O povoado, que acolhe cerca de 1.500 bôeres, faz questão de preservar sua herança cultural e sua língua que, sendo um dos principais idiomas da África do Sul, está ficando cada vez mais ausente dos cursos escolares e universitários.
Quem pode viver em Kleinfontein?
Dannie afirma: sim, a Kleinfontein não chega qualquer um, inclusive por questões de segurança. O processo de venda e aluguel das vivendas é controlado pelo Conselho de Administração, e nessa etapa é crucial entender, em primeiro lugar, as ambições do candidato a residente.

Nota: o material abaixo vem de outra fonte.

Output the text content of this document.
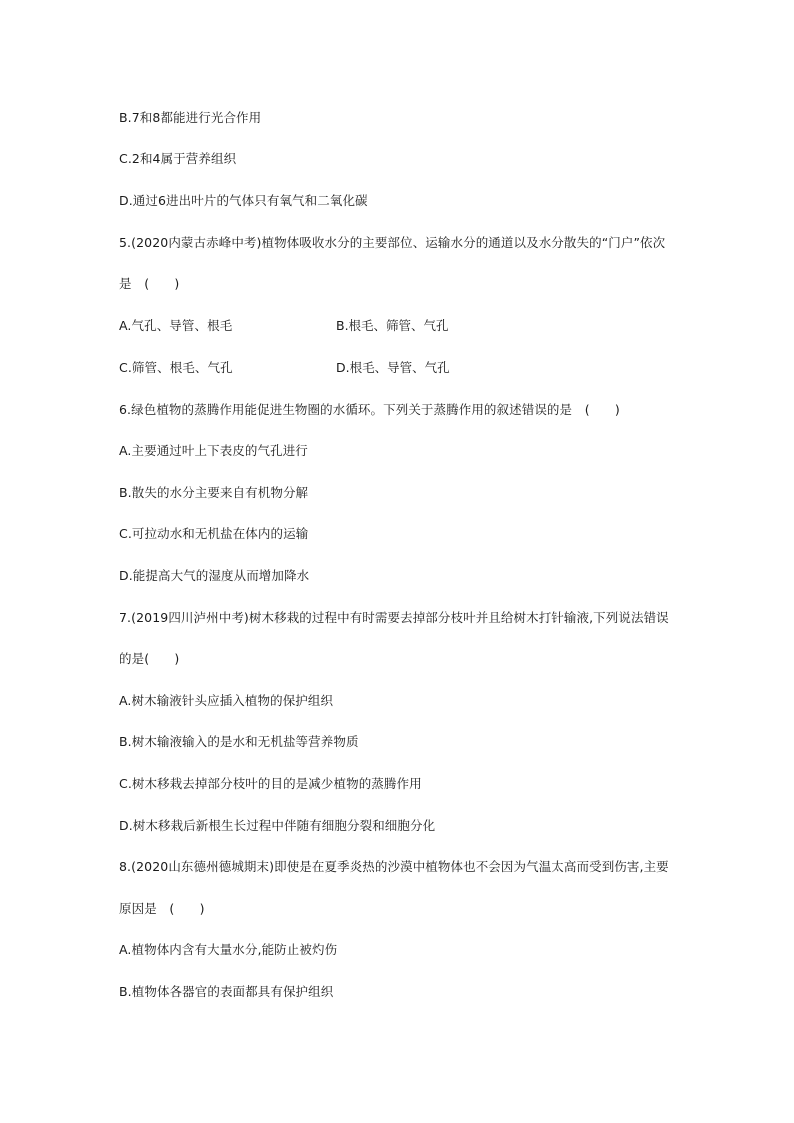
B.7和8都能进行光合作用
C.2和4属于营养组织
D.通过6进出叶片的气体只有氧气和二氧化碳
5.(2020内蒙古赤峰中考)植物体吸收水分的主要部位、运输水分的通道以及水分散失的“门户”依次
是　(　　)
A.气孔、导管、根毛	B.根毛、筛管、气孔
C.筛管、根毛、气孔	D.根毛、导管、气孔
6.绿色植物的蒸腾作用能促进生物圈的水循环。下列关于蒸腾作用的叙述错误的是　(　　)
A.主要通过叶上下表皮的气孔进行
B.散失的水分主要来自有机物分解
C.可拉动水和无机盐在体内的运输
D.能提高大气的湿度从而增加降水
7.(2019四川泸州中考)树木移栽的过程中有时需要去掉部分枝叶并且给树木打针输液,下列说法错误
的是(　　)
A.树木输液针头应插入植物的保护组织
B.树木输液输入的是水和无机盐等营养物质
C.树木移栽去掉部分枝叶的目的是减少植物的蒸腾作用
D.树木移栽后新根生长过程中伴随有细胞分裂和细胞分化
8.(2020山东德州德城期末)即使是在夏季炎热的沙漠中植物体也不会因为气温太高而受到伤害,主要
原因是　(　　)
A.植物体内含有大量水分,能防止被灼伤
B.植物体各器官的表面都具有保护组织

"Se sua primeira resposta for: 'Realmente odiamos os negros', diremos — desculpa, não é uma boa razão. Se sua segunda resposta for: 'Parece barato…' Sim, ok, e que mais? 'Eu realmente me identifico com os africâneres, a língua africâner é importante para mim, a cultura africâner é importante para mim, gostaria de criar meus filhos em um ambiente seguro em meio a africâneres…' — essas são as respostas certas", explica o entrevistado.
Embora o processo de admissão à comunidade seja minucioso, a administração faz questão de a alargar o mais possível, aliás comprando as propriedades que aparecem à venda por perto e mantendo o preço de compra e aluguel em patamares bem baixos. Isso, na opinião dos habitantes de Kleinfontein, os ajuda a preservar suas terras e se protegerem das tentativas de expropriação e ataques de fora.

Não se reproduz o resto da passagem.